Mammalian hemopoiesis results from a complex interaction between hemopoietic progenitor cells, stromal cells and extracellular matrix components, orchestrated by specific glycoprotein growth factors. Recently, these growth factors have been shown to possess an important function, apart from stimulation of proliferation, and that is suppression of an active cellular process of programmed cell death, or apoptosis. Highly specific biochemical and morphologic changes have been shown to occur during apoptosis, but their reflections on cellular functions are poorly understood. Interleukin-3 (IL-3)-dependent FDCP-1 (factor-dependent cell lines cloned in Paterson Laboratories) cells were studied for their ability to adhere to hemopoietic stroma in a temporal fashion under conditions of apoptosis and following rescue from apoptosis with growth factor.

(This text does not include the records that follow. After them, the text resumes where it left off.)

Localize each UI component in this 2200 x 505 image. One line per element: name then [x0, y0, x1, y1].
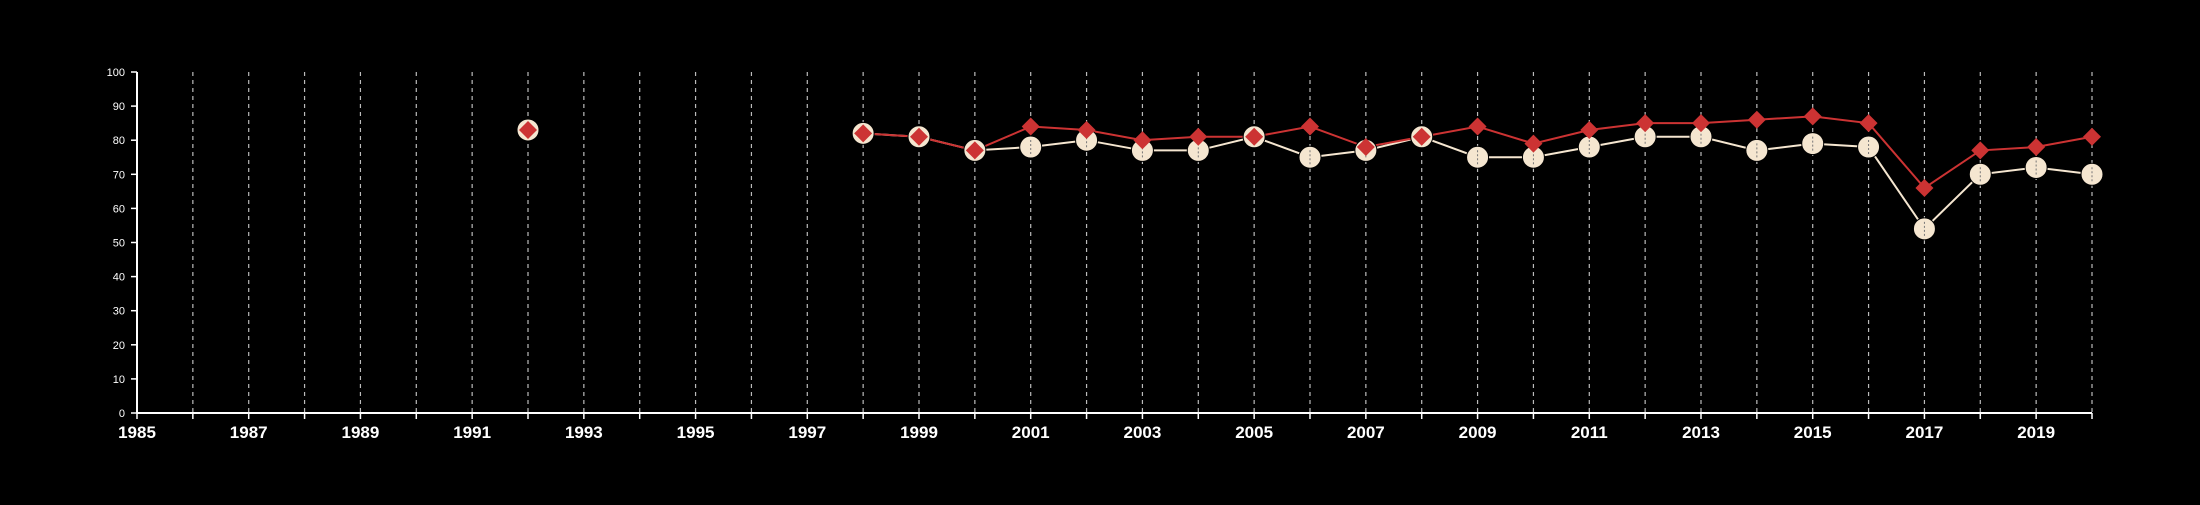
x-tick-label: 2011 — [1571, 423, 1608, 442]
y-tick-label: 70 — [113, 169, 125, 181]
diamond-marker — [1971, 141, 1990, 160]
x-tick-label: 1987 — [230, 423, 268, 442]
y-tick-label: 20 — [113, 340, 125, 352]
grid-lines — [192, 72, 2093, 413]
diamond-marker — [1189, 127, 1208, 146]
x-tick-label: 1991 — [453, 423, 491, 442]
diamond-marker — [1245, 127, 1264, 146]
circle-marker-shape — [1577, 135, 1601, 159]
diamond-marker — [1301, 117, 1319, 136]
circle-marker — [1912, 217, 1936, 241]
diamond-marker — [965, 141, 984, 160]
y-tick-label: 90 — [113, 101, 125, 113]
diamond-marker — [1524, 134, 1543, 153]
diamond-marker — [1580, 120, 1599, 139]
y-tick-label: 80 — [113, 135, 125, 147]
y-tick-label: 100 — [107, 67, 125, 79]
circle-marker — [1968, 162, 1992, 186]
axes: 0 10 20 30 40 50 60 70 80 90 100 1985 1987 1989 1991 19… — [107, 67, 2093, 442]
x-tick-label: 2009 — [1459, 423, 1497, 442]
diamond-marker — [1915, 178, 1934, 197]
x-tick-label: 1995 — [677, 423, 715, 442]
diamond-marker — [1077, 120, 1096, 139]
x-tick-label: 2001 — [1012, 423, 1050, 442]
diamond-marker — [2083, 127, 2101, 146]
circle-marker-shape — [1912, 217, 1936, 241]
circle-marker-shape — [1968, 162, 1992, 186]
diamond-marker — [1412, 127, 1431, 146]
diamond-marker — [1133, 131, 1152, 150]
diamond-marker — [1859, 114, 1878, 133]
circle-marker-shape — [1801, 132, 1825, 156]
y-tick-label: 50 — [113, 238, 125, 250]
circle-marker-shape — [1298, 145, 1322, 169]
x-tick-label: 2015 — [1794, 423, 1832, 442]
circle-marker — [1745, 138, 1769, 162]
diamond-marker — [1021, 117, 1040, 136]
circle-marker-shape — [2024, 155, 2048, 179]
series — [516, 107, 2104, 241]
x-tick-label: 2017 — [1906, 423, 1944, 442]
diamond-marker — [854, 124, 873, 143]
diamond-marker — [1692, 114, 1710, 133]
y-tick-label: 60 — [113, 203, 125, 215]
y-tick-label: 10 — [113, 374, 125, 386]
diamond-marker — [1468, 117, 1487, 136]
diamond-marker — [2027, 138, 2046, 157]
y-tick-label: 40 — [113, 272, 125, 284]
x-tick-label: 1999 — [900, 423, 938, 442]
diamond-marker — [1803, 107, 1822, 126]
circle-marker-shape — [1466, 145, 1490, 169]
circle-marker — [1801, 132, 1825, 156]
x-tick-label: 1993 — [565, 423, 603, 442]
x-tick-label: 2007 — [1347, 423, 1385, 442]
x-tick-label: 1985 — [118, 423, 156, 442]
x-tick-label: 1997 — [788, 423, 826, 442]
circle-marker-shape — [1019, 135, 1043, 159]
circle-marker — [2024, 155, 2048, 179]
circle-marker-shape — [1745, 138, 1769, 162]
circle-marker — [1466, 145, 1490, 169]
diamond-marker — [910, 127, 928, 146]
circle-marker — [1298, 145, 1322, 169]
x-tick-label: 2003 — [1124, 423, 1162, 442]
x-tick-label: 2019 — [2017, 423, 2055, 442]
diamond-marker — [519, 120, 537, 139]
circle-marker — [1019, 135, 1043, 159]
circle-marker-shape — [2080, 162, 2104, 186]
y-tick-label: 30 — [113, 306, 125, 318]
circle-marker-shape — [1857, 135, 1881, 159]
diamond-marker — [1747, 110, 1766, 129]
x-tick-label: 2013 — [1682, 423, 1720, 442]
circle-marker — [1857, 135, 1881, 159]
diamond-marker — [1636, 114, 1655, 133]
circle-marker — [1577, 135, 1601, 159]
diamond-marker — [1356, 138, 1375, 157]
x-tick-label: 2005 — [1235, 423, 1273, 442]
y-tick-label: 0 — [119, 408, 125, 420]
circle-marker — [2080, 162, 2104, 186]
x-tick-label: 1989 — [342, 423, 380, 442]
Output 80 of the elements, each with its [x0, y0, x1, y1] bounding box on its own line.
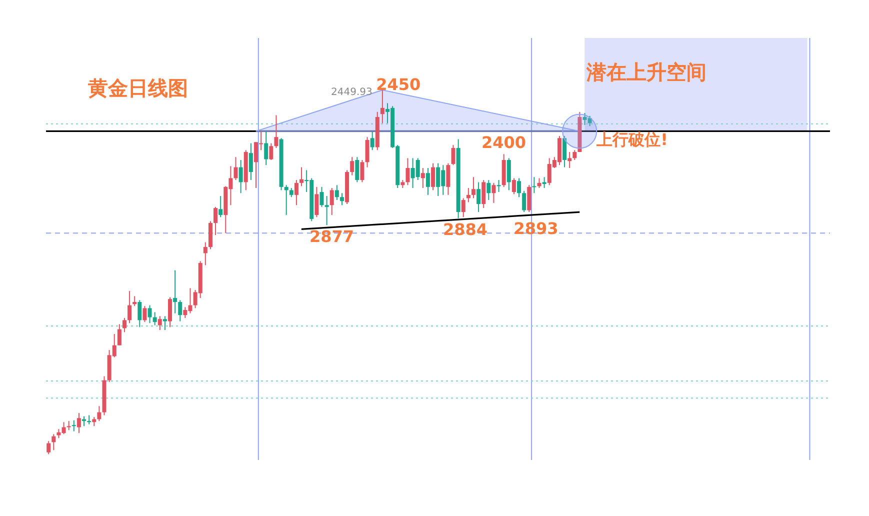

It was found that cloned FDCP-1 cells always maintained, in the presence of a source of IL-3 (either WEHI conditioned medium or rm-IL-3), bound cloned hemopoietic stromal cell GBI/6 in a constant fashion for 20 hours, while cells starved of IL-3 experienced a 50% time-dependent decrement in binding. If IL-3 were added back to FDCP-1 that had been starved of growth factor for 8 hours, but not 12 hours, adherence to stroma was restored to that of control cells always in the presence of IL-3. Granulocyte/macrophage colony-stimulating factor (GM-CSF), Interleukin-6 (IL-6) and transforming growth factor-beta (TGF-beta) did not restore cytoadherence. By transmission electron microscopy, nucleus and cytoplasm of IL-3-replenished cells resembled that of control cells. These data indicate that at least some events related to apoptosis were reversible for a period up to 8 hours, but not 12 hours, in cells that had been rescued by readdition of IL-3. These findings offer important insight into a way in which bone marrow progenitor cells may be maintained in a condition that optimizes their ability to engraft stroma during transplantation.